La amistad y la consideración que el papa Wojtyla sentía por Jérôme Lejeune (fallecido en 1994 a los 68 años de edad) era tal que, cuando viajó a Francia para la JMJ de 1997 quiso, fuera de programa y contra la opinión de las autoridades francesas, rendir homenaje a su amigo yendo al pequeño cementerio de las afueras de París donde estaba enterrado.

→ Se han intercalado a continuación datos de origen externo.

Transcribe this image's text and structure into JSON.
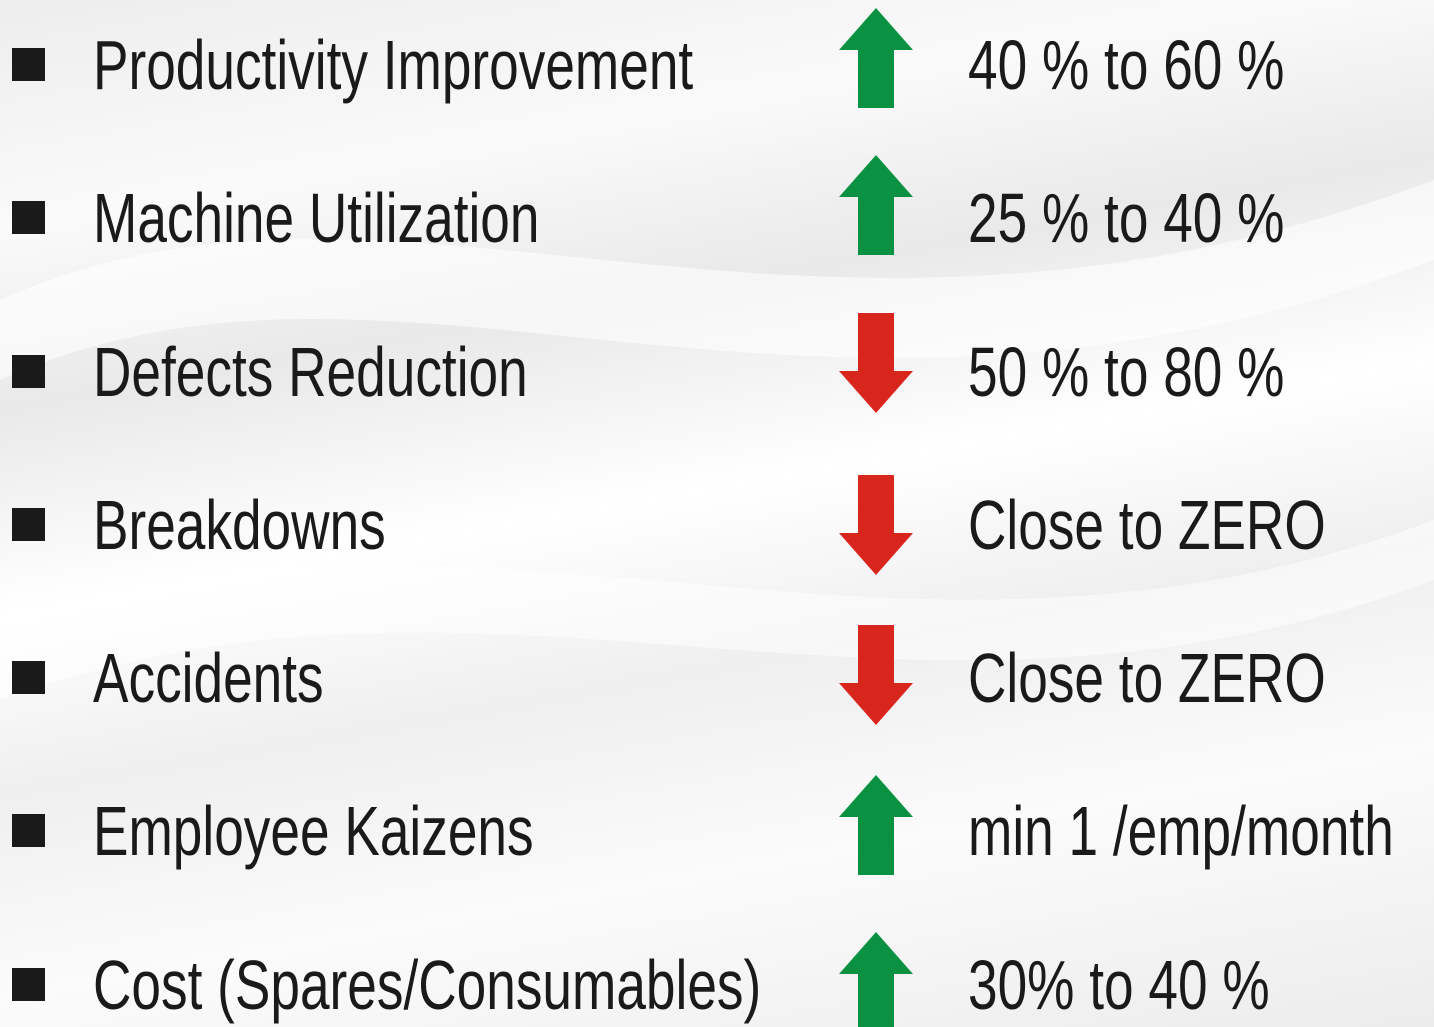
{
  "items": [
    {
      "label": "Productivity Improvement",
      "value": "40 % to 60 %"
    },
    {
      "label": "Machine Utilization",
      "value": "25 % to 40 %"
    },
    {
      "label": "Defects Reduction",
      "value": "50 % to 80 %"
    },
    {
      "label": "Breakdowns",
      "value": "Close to ZERO"
    },
    {
      "label": "Accidents",
      "value": "Close to ZERO"
    },
    {
      "label": "Employee Kaizens",
      "value": "min 1 /emp/month"
    },
    {
      "label": "Cost (Spares/Consumables)",
      "value": "30% to 40 %"
    }
  ]
}
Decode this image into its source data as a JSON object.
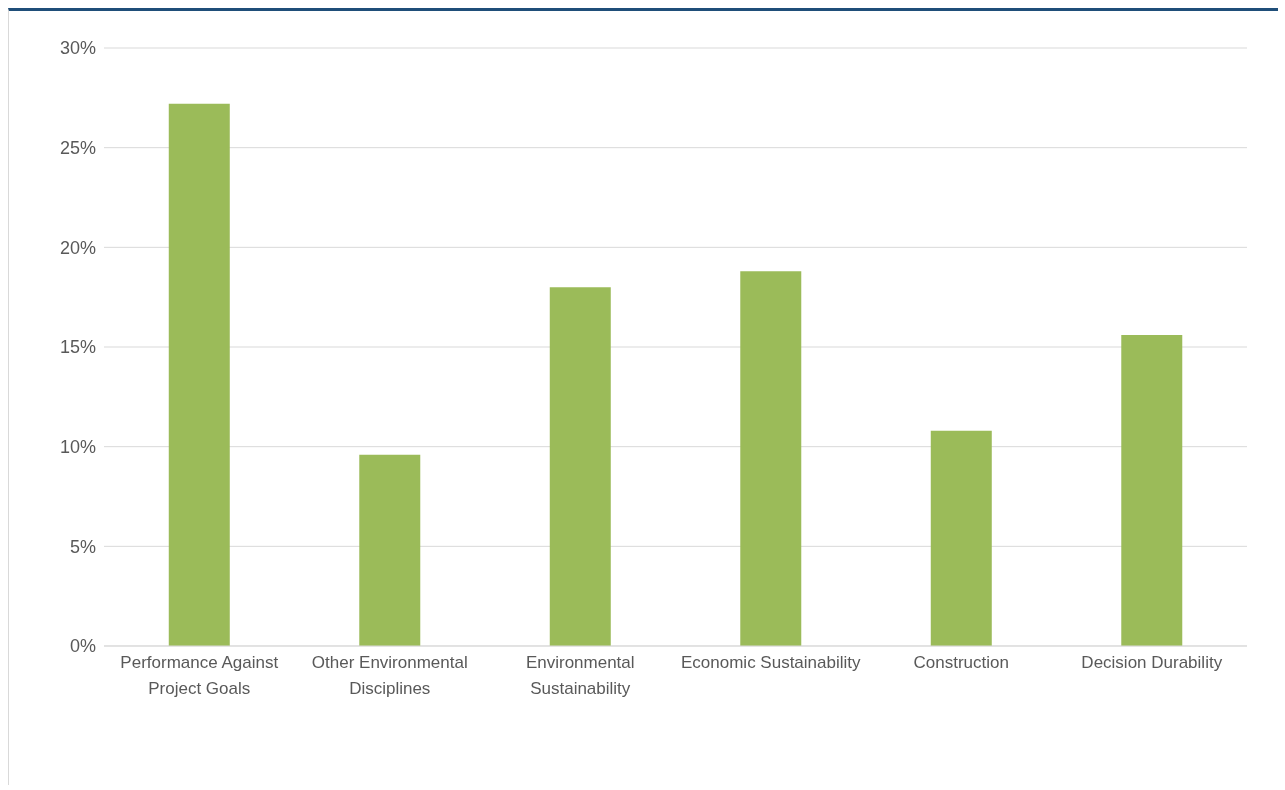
{
  "chart_data": {
    "type": "bar",
    "categories": [
      "Performance Against Project Goals",
      "Other Environmental Disciplines",
      "Environmental Sustainability",
      "Economic Sustainability",
      "Construction",
      "Decision Durability"
    ],
    "values": [
      27.2,
      9.6,
      18.0,
      18.8,
      10.8,
      15.6
    ],
    "color": "#9bbb59",
    "ylim": [
      0,
      30
    ],
    "yticks": [
      {
        "value": 0,
        "label": "0%"
      },
      {
        "value": 5,
        "label": "5%"
      },
      {
        "value": 10,
        "label": "10%"
      },
      {
        "value": 15,
        "label": "15%"
      },
      {
        "value": 20,
        "label": "20%"
      },
      {
        "value": 25,
        "label": "25%"
      },
      {
        "value": 30,
        "label": "30%"
      }
    ],
    "grid": "y"
  }
}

Al recordar esto, escribiendo no sin emoción, constato cuán cierta era la expresión de san Josemaría Escrivá: «Estas crisis mundiales son crisis de santos». El fundador del Opus Dei era muy amigo de san Juan Pablo II, que a su vez era un gran admirador de santa Teresa de Calcuta, a la que tuve el placer de conocer y ver varias veces; futuro santo es también el profesor Lejeune, cuya causa de beatificación está abierta y al que san Josemaría quiso nombrar miembro del Consejo de Gobierno de la Universidad de Navarra en Pamplona en los años setenta.
En el decreto sobre las virtudes se dice que el profesor Lejeune, a pesar de las presiones y represalias de las que fue objeto, recorrió el mundo para dar testimonio de la belleza y la dignidad inviolable de la vida humana ante parlamentos, asambleas de científicos y medios de comunicación. En cuanto a la práctica heroica de la virtud de la caridad -está escrito en el decreto de las causas de los santos, y quienes le conocieron pueden atestiguarlo- «vivía en presencia del Señor, porque Jesús, el Verbo encarnado, ocupaba el primer lugar en su vida. En él, el amor a Cristo y el amor a sus hermanos y hermanas, especialmente a sus pacientes, eran prácticamente una misma cosa, porque en los necesitados y los enfermos reconocía la imagen divina. Ejerció la caridad constantemente, con alegría y en un grado poco común, en todos los ámbitos de su vida: en su familia, en el entorno profesional, en la Iglesia».